During his service his eyesight and hearing gradually worsened. When his unit was activated in 1940 as the fears of war in Europe worsened Young volunteered as a small arms instructor, a role that would earn him promotions to corporal and then sergeant.

But just before his unit was to land on New Georgia, Young decided his impaired senses would interfere with his ability to lead men into combat. He asked for a reduction to private. His request was met with concern that he was malingering and he was sent for physical evaluation. The medical report indicated that he was nearly completely deaf and it was recommended that he be sent to a hospital for evaluation for his fitness for duty. Young begged to remain with his unit and eventually his request was approved.

A week later, on July 31, 1943, Roger W. Young died in combat. He was short, had poor eyesight and was nearly deaf. Pictures of him show him as a cheerful if unremarkable fellow.

An unlikely hero. But a hero just the same.

The citation on Sergeant Roger W. Young's Medal of Honor reads as follows:

On 31 July 1943, the infantry company of which Pvt. Young was a member, was ordered to make a limited withdrawal from the battle line in order to adjust the battalion's position for the night. At this time, Pvt. Young's platoon was engaged with the enemy in a dense jungle where observation was very limited. The platoon suddenly was pinned down by intense fire from a Japanese machinegun concealed on higher ground only 75 yards away. The initial burst wounded Pvt. Young. As the platoon started to obey the order to withdraw, Pvt. Young called out that he could see the enemy emplacement, whereupon he started creeping toward it. Another burst from the machinegun wounded him the second time.
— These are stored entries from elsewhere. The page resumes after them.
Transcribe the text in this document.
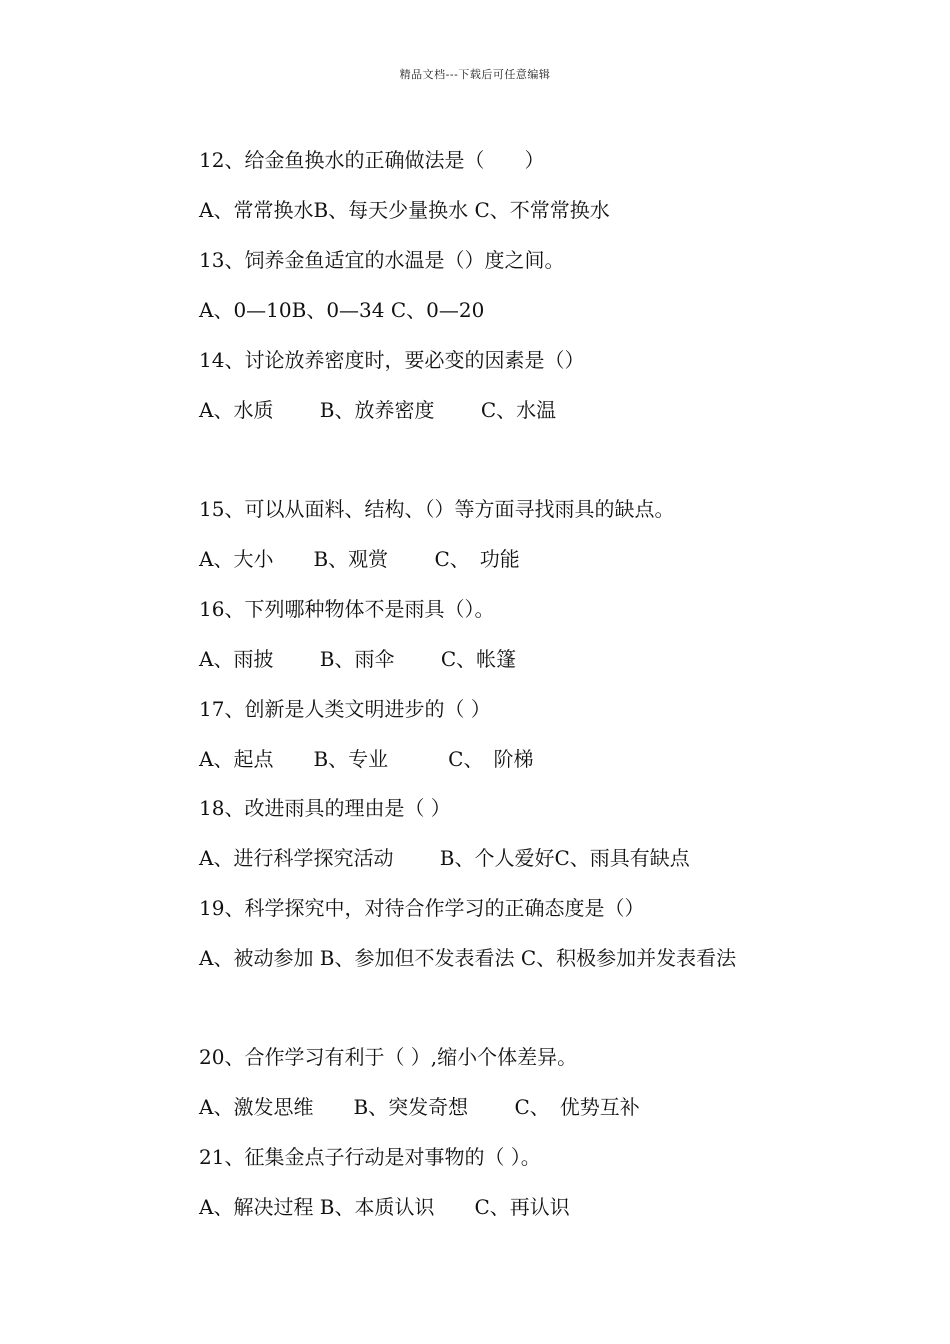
精品文档---下载后可任意编辑
12、给金鱼换水的正确做法是（　　）
A、常常换水B、每天少量换水 C、不常常换水
13、饲养金鱼适宜的水温是（）度之间。
A、0—10B、0—34 C、0—20
14、讨论放养密度时，要必变的因素是（）
A、水质　　 B、放养密度　　 C、水温
15、可以从面料、结构、（）等方面寻找雨具的缺点。
A、大小　　B、观赏　　 C、　功能
16、下列哪种物体不是雨具（）。
A、雨披　　 B、雨伞　　 C、帐篷
17、创新是人类文明进步的（ ）
A、起点　　B、专业　　　C、　阶梯
18、改进雨具的理由是（ ）
A、进行科学探究活动　　 B、个人爱好C、雨具有缺点
19、科学探究中，对待合作学习的正确态度是（）
A、被动参加 B、参加但不发表看法 C、积极参加并发表看法
20、合作学习有利于（ ）,缩小个体差异。
A、激发思维　　B、突发奇想　　 C、　优势互补
21、征集金点子行动是对事物的（ ）。
A、解决过程 B、本质认识　　C、再认识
Despite the wounds, he continued his heroic advance, attracting enemy fire and answering with rifle fire. When he was close enough to his objective, he began throwing handgrenades, and while doing so was hit again and killed. Pvt. Young's bold action in closing with this Japanese pillbox and thus diverting its fire, permitted his platoon to disengage itself, without loss, and was responsible for several enemy casualties.
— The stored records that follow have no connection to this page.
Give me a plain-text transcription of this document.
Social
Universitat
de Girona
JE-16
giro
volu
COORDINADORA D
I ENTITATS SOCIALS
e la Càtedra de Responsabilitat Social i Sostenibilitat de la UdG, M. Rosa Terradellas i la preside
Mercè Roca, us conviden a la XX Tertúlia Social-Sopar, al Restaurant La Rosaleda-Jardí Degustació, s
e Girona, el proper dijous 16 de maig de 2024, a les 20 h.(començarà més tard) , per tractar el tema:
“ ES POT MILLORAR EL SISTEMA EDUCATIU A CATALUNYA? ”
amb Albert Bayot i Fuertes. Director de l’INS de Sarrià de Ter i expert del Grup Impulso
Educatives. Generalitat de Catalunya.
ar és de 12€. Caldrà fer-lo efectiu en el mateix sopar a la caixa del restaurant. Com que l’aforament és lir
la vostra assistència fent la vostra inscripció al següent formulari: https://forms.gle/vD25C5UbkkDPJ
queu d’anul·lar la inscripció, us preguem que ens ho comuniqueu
The awarding of the Medal of Honor was, of course, posthumous. Sergeant Young was buried on New Georgia and in 1949 his remains were returned to the United States and buried in McPherson Cemetery in Clyde, Ohio.

Sergeant Roger W. Young was the subject of a ballad of some popularity in the late 1940's and Robert A. Heinlein named the transport ship TCFT Roger Young after him in his novel "Starship Troopers".

He was a hero. Before you apply that word to someone, think about what Roger Young did. Consider if the person you are talking about comes anywhere close to the kind of courage and willingness to sacrifice that Sergeant Young displayed.

Then find another word. This one's taken.